Chipmaker Nvidia saw shares rise as much as 7% and then scale back on Thursday after it reported better-than-expected earnings for the first quarter of fiscal 2020.
Here are the key numbers:
- Earnings: 88 cents per share, excluding certain items, vs. 81 cents per share as expected by analysts, according to Refinitiv.
- Revenue: $2.22 billion, vs. $2.20 billion as expected by analysts, according to Refinitiv.
Nvidia said in a statement that revenue declined some 31% year over year in the quarter, which ended on April 28. Revenue has now fallen for two quarters in a row.

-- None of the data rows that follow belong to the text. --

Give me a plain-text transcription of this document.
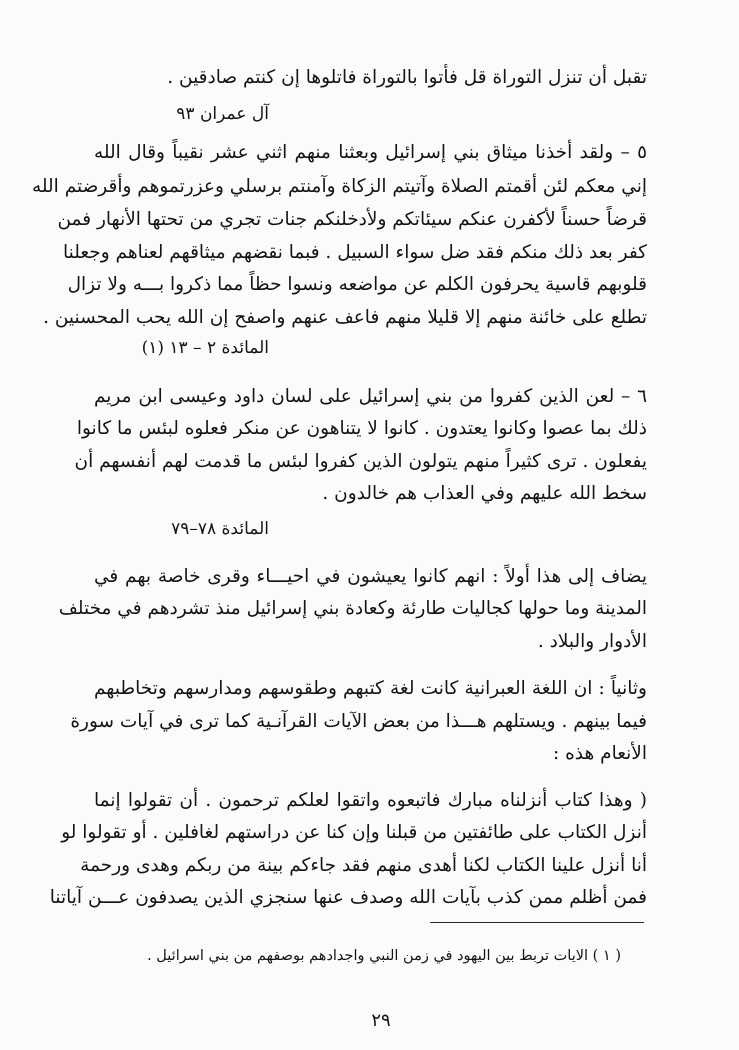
تقبل أن تنزل التوراة قل فأتوا بالتوراة فاتلوها إن كنتم صادقين .

آل عمران ٩٣

٥ – ولقد أخذنا ميثاق بني إسرائيل وبعثنا منهم اثني عشر نقيباً وقال الله

إني معكم لئن أقمتم الصلاة وآتيتم الزكاة وآمنتم برسلي وعزرتموهم وأقرضتم الله

قرضاً حسناً لأكفرن عنكم سيئاتكم ولأدخلنكم جنات تجري من تحتها الأنهار فمن

كفر بعد ذلك منكم فقد ضل سواء السبيل . فبما نقضهم ميثاقهم لعناهم وجعلنا

قلوبهم قاسية يحرفون الكلم عن مواضعه ونسوا حظاً مما ذكروا بـــه ولا تزال

تطلع على خائنة منهم إلا قليلا منهم فاعف عنهم واصفح إن الله يحب المحسنين .

المائدة ٢ – ١٣ (١)

٦ – لعن الذين كفروا من بني إسرائيل على لسان داود وعيسى ابن مريم

ذلك بما عصوا وكانوا يعتدون . كانوا لا يتناهون عن منكر فعلوه لبئس ما كانوا

يفعلون . ترى كثيراً منهم يتولون الذين كفروا لبئس ما قدمت لهم أنفسهم أن

سخط الله عليهم وفي العذاب هم خالدون .

المائدة ٧٨–٧٩

يضاف إلى هذا أولاً : انهم كانوا يعيشون في احيـــاء وقرى خاصة بهم في

المدينة وما حولها كجاليات طارئة وكعادة بني إسرائيل منذ تشردهم في مختلف

الأدوار والبلاد .

وثانياً : ان اللغة العبرانية كانت لغة كتبهم وطقوسهم ومدارسهم وتخاطبهم

فيما بينهم . ويستلهم هـــذا من بعض الآيات القرآنـية كما ترى في آيات سورة

الأنعام هذه :

( وهذا كتاب أنزلناه مبارك فاتبعوه واتقوا لعلكم ترحمون . أن تقولوا إنما

أنزل الكتاب على طائفتين من قبلنا وإن كنا عن دراستهم لغافلين . أو تقولوا لو

أنا أنزل علينا الكتاب لكنا أهدى منهم فقد جاءكم بينة من ربكم وهدى ورحمة

فمن أظلم ممن كذب بآيات الله وصدف عنها سنجزي الذين يصدفون عـــن آياتنا

( ١ ) الايات تربط بين اليهود في زمن النبي واجدادهم بوصفهم من بني اسرائيل .
٢٩
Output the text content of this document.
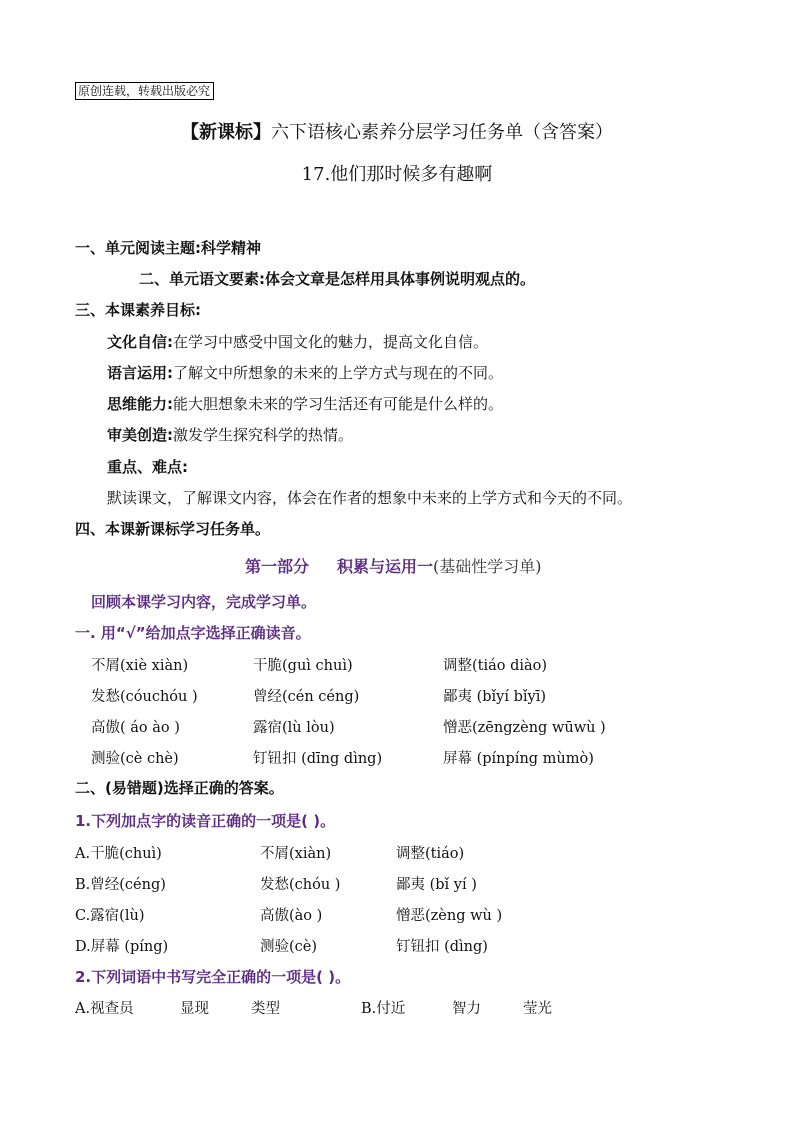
原创连载，转载出版必究
【新课标】六下语核心素养分层学习任务单（含答案）
17.他们那时候多有趣啊
一、单元阅读主题:科学精神
二、单元语文要素:体会文章是怎样用具体事例说明观点的。
三、本课素养目标:
文化自信:在学习中感受中国文化的魅力，提高文化自信。
语言运用:了解文中所想象的未来的上学方式与现在的不同。
思维能力:能大胆想象未来的学习生活还有可能是什么样的。
审美创造:激发学生探究科学的热情。
重点、难点:
默读课文，了解课文内容，体会在作者的想象中未来的上学方式和今天的不同。
四、本课新课标学习任务单。
第一部分 积累与运用一(基础性学习单)
回顾本课学习内容，完成学习单。
一. 用“√”给加点字选择正确读音。
不屑(xiè xiàn)	干脆(guì chuì)	调整(tiáo diào)
发愁(cóuchóu )	曾经(cén céng)	鄙夷 (bǐyí bǐyī)
高傲( áo ào )	露宿(lù lòu)	憎恶(zēngzèng wūwù )
测验(cè chè)	钉钮扣 (dīng dìng)	屏幕 (pínpíng mùmò)
二、(易错题)选择正确的答案。
1.下列加点字的读音正确的一项是( )。
A.干脆(chuì)	不屑(xiàn)	调整(tiáo)
B.曾经(céng)	发愁(chóu )	鄙夷 (bǐ yí )
C.露宿(lù)	高傲(ào )	憎恶(zèng wù )
D.屏幕 (píng)	测验(cè)	钉钮扣 (dìng)
2.下列词语中书写完全正确的一项是( )。
A.视查员	显现	类型	B.付近	智力	莹光
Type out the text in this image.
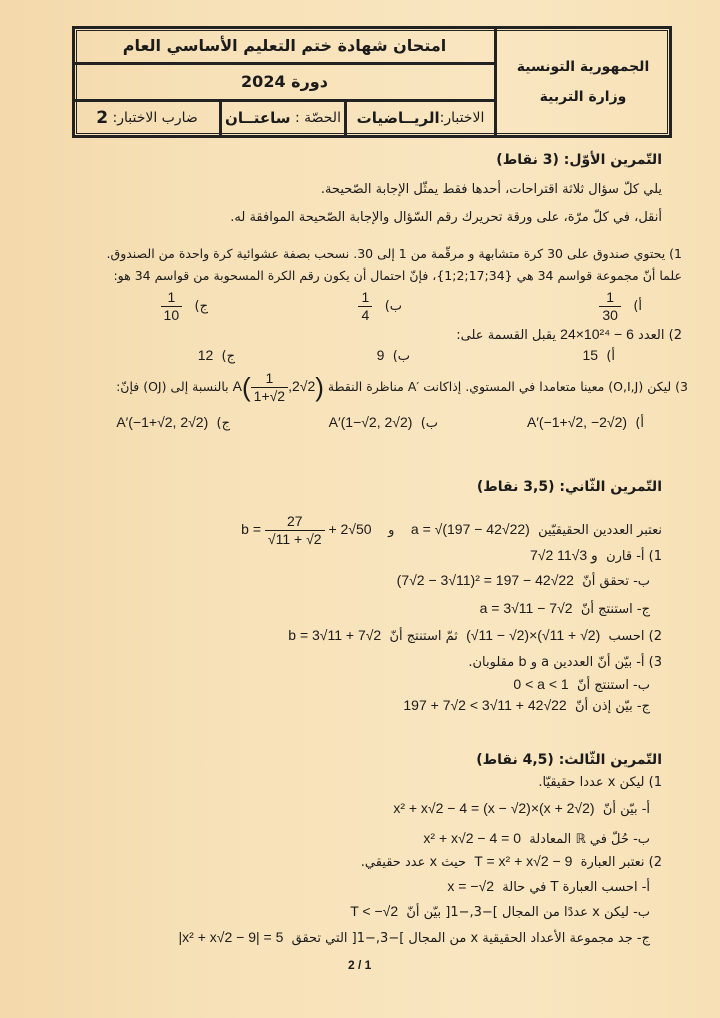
امتحان شهادة ختم التعليم الأساسي العام
دورة 2024
الاختبار:
الريــاضيات
الحصّة :

ساعتــان
ضارب الاختبار:

2
الجمهورية التونسية
وزارة التربية
التّمرين الأوّل: (3 نقاط)
يلي كلّ سؤال ثلاثة اقتراحات، أحدها فقط يمثّل الإجابة الصّحيحة.
أنقل، في كلّ مرّة، على ورقة تحريرك رقم السّؤال والإجابة الصّحيحة الموافقة له.
1) يحتوي صندوق على 30 كرة متشابهة و مرقّمة من 1 إلى 30. نسحب بصفة عشوائية كرة واحدة من الصندوق.
علما أنّ مجموعة قواسم 34 هي {34;17;2;1}، فإنّ احتمال أن يكون رقم الكرة المسحوبة من قواسم 34 هو:
أ)
$\frac{1}{30}$
ب)
$\frac{1}{4}$
ج)
$\frac{1}{10}$
2) العدد 24×10²⁴ − 6 يقبل القسمة على:
أ)  15
ب)  9
ج)  12
3) ليكن (O,I,J) معينا متعامدا في المستوي. إذاكانت ′A مناظرة النقطة $A( \frac{1}{1+√2} ,2√2)$ بالنسبة إلى (OJ) فإنّ:
أ)  A′(−1+√2, −2√2)
ب)  A′(1−√2, 2√2)
ج)  A′(−1+√2, 2√2)
التّمرين الثّاني: (3,5 نقاط)
نعتبر العددين الحقيقيّين  a = √(197 − 42√22)    و    $b = \frac{27}{√11 + √2} + 2√50$
1) أ- قارن  7√2 و 3√11
ب- تحقق أنّ  (7√2 − 3√11)² = 197 − 42√22
ج- استنتج أنّ  a = 3√11 − 7√2
2) احسب  (√11 − √2)×(√11 + √2)  ثمّ استنتج أنّ  b = 3√11 + 7√2
3) أ- بيّن أنّ العددين a و b مقلوبان.
ب- استنتج أنّ  0 < a < 1
ج- بيّن إذن أنّ  197 + 7√2 < 3√11 + 42√22
التّمرين الثّالث: (4,5 نقاط)
1) ليكن x عددا حقيقيّا.
أ- بيّن أنّ  x² + x√2 − 4 = (x − √2)×(x + 2√2)
ب- حُلّ في ℝ المعادلة  x² + x√2 − 4 = 0
2) نعتبر العبارة  T = x² + x√2 − 9  حيث x عدد حقيقي.
أ- احسب العبارة T في حالة  x = −√2
ب- ليكن x عددًا من المجال ]−3,−1[ بيّن أنّ  T < −√2
ج- جد مجموعة الأعداد الحقيقية x من المجال ]−3,−1[ التي تحقق  |x² + x√2 − 9| = 5
2 / 1
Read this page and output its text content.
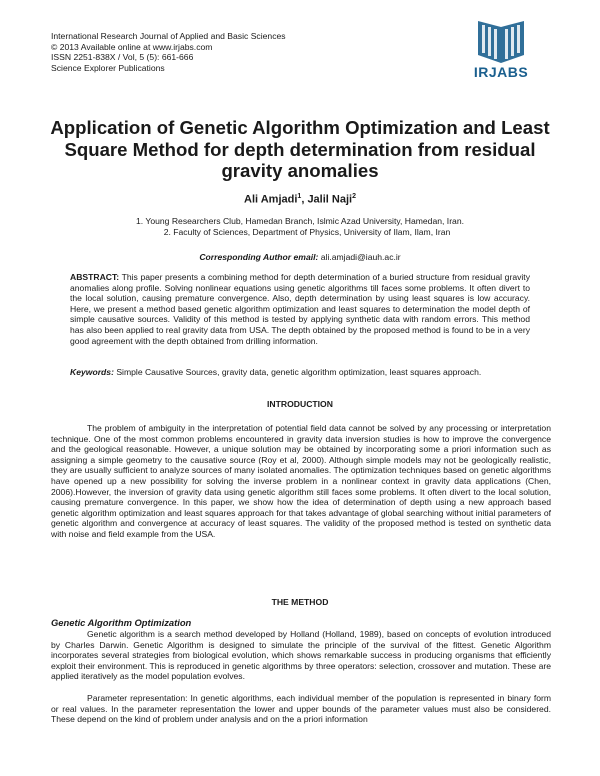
International Research Journal of Applied and Basic Sciences
© 2013 Available online at www.irjabs.com
ISSN 2251-838X / Vol, 5 (5): 661-666
Science Explorer Publications	IRJABS
Application of Genetic Algorithm Optimization and Least Square Method for depth determination from residual gravity anomalies
Ali Amjadi$^1$, Jalil Naji$^2$
1. Young Researchers Club, Hamedan Branch, Islmic Azad University, Hamedan, Iran.
2. Faculty of Sciences, Department of Physics, University of Ilam, Ilam, Iran
Corresponding Author email: ali.amjadi@iauh.ac.ir
ABSTRACT: This paper presents a combining method for depth determination of a buried structure from residual gravity anomalies along profile. Solving nonlinear equations using genetic algorithms till faces some problems. It often divert to the local solution, causing premature convergence. Also, depth determination by using least squares is low accuracy. Here, we present a method based genetic algorithm optimization and least squares to determination the model depth of simple causative sources. Validity of this method is tested by applying synthetic data with random errors. This method has also been applied to real gravity data from USA. The depth obtained by the proposed method is found to be in a very good agreement with the depth obtained from drilling information.
Keywords: Simple Causative Sources, gravity data, genetic algorithm optimization, least squares approach.
INTRODUCTION
The problem of ambiguity in the interpretation of potential field data cannot be solved by any processing or interpretation technique. One of the most common problems encountered in gravity data inversion studies is how to improve the convergence and the geological reasonable. However, a unique solution may be obtained by incorporating some a priori information such as assigning a simple geometry to the causative source (Roy et al, 2000). Although simple models may not be geologically realistic, they are usually sufficient to analyze sources of many isolated anomalies. The optimization techniques based on genetic algorithms have opened up a new possibility for solving the inverse problem in a nonlinear context in gravity data applications (Chen, 2006).However, the inversion of gravity data using genetic algorithm still faces some problems. It often divert to the local solution, causing premature convergence. In this paper, we show how the idea of determination of depth using a new approach based genetic algorithm optimization and least squares approach for that takes advantage of global searching without initial parameters of genetic algorithm and convergence at accuracy of least squares. The validity of the proposed method is tested on synthetic data with noise and field example from the USA.
THE METHOD
Genetic Algorithm Optimization
Genetic algorithm is a search method developed by Holland (Holland, 1989), based on concepts of evolution introduced by Charles Darwin. Genetic Algorithm is designed to simulate the principle of the survival of the fittest. Genetic Algorithm incorporates several strategies from biological evolution, which shows remarkable success in producing organisms that efficiently exploit their environment. This is reproduced in genetic algorithms by three operators: selection, crossover and mutation. These are applied iteratively as the model population evolves.
Parameter representation: In genetic algorithms, each individual member of the population is represented in binary form or real values. In the parameter representation the lower and upper bounds of the parameter values must also be considered. These depend on the kind of problem under analysis and on the a priori information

The first-quarter decline had to do with the “absence” of $289 million in revenue from graphics processing units for mining cryptocurrencies, in addition to performance in the gaming and data center markets, Nvidia said.
Net income in the quarter excluding certain items fell to $543 million, or 88 cents per share, from $1.29 billion, or 2.05 per share.
With respect to guidance, Nvidia is calling for revenue of $2.55 billion, plus or minus 2%, in the fiscal second quarter, which implies a year-over-year decline of 18.3%. Analysts surveyed by Refinitiv were looking for $2.54 billion in fiscal second-quarter revenue.
“Our Q2 outlook is somewhat lower than our expectation earlier in the quarter, when our outlook for fiscal 2020 revenue was flat to down slightly from fiscal 2019,” Nvidia’s chief financial officer, Colette Kress, told analysts on a Thursday conference call. “The Data Center spending pause around the world will likely persist in the second quarter and visibility remains low.”
Kress also pointed to challenges Nvidia’s faces in gaming.
“A CPU shortage, while improving, will affect the initial ramp of our laptop business,” said Kress, who said the company won’t be providing full fiscal year guidance.
Following those comments Nvidia’s stock moved lower but did not lose all of its post-earnings gains.
Kevin Cassidy of Stifel wrote in a report on Monday note that Nvidia likely cleared out channel inventories in the quarter for its graphics processing units for gaming. Revenue in Nvidia’s gaming business segment will be down 14% in the full 2020 fiscal year, “due to a challenging beginning of the year and increased competition pressuring” prices, Cassidy wrote.
Kress did address the channel inventory issue on the call.
“Going forward, we will probably reach normalized levels for gaming, somewhere between Q2 and Q3, similar to our discussion that we had back at Analyst Day, at the beginning of the quarter,” she said.
Nvidia said its gaming segment exited the quarter with $1.06 billion in revenue, down 39% year over year but above the $933.5 million consensus among analysts polled by FactSet.
The company’s Data Center business segment had revenue of $634 million, less than the $663.7 million FactSet consensus estimate. Kress said there was a slowdown in spending on among so-called hyper-scale providers — companies that operate popular online services for consumers or cloud infrastructure for third-party developers.
“While demand from some hyperscale customers bounced back nicely, others paused or cut back,” Kress said. “Despite the uneven demand backdrop, the quarter had significant positives.”
The Professional Visualization business contributed $266 million in revenue, lower than the $290 million estimate, while Automotive came in barely bigger than the $164 million revenue estimate, at $166 million.
Nvidia’s stock is up 20% since the beginning of the year, but is still about 45% off its record high reached in October.
In March, Nvidia announced its intent to buy Israeli networking hardware company Mellanox for almost $7 billion to help boost its data center business.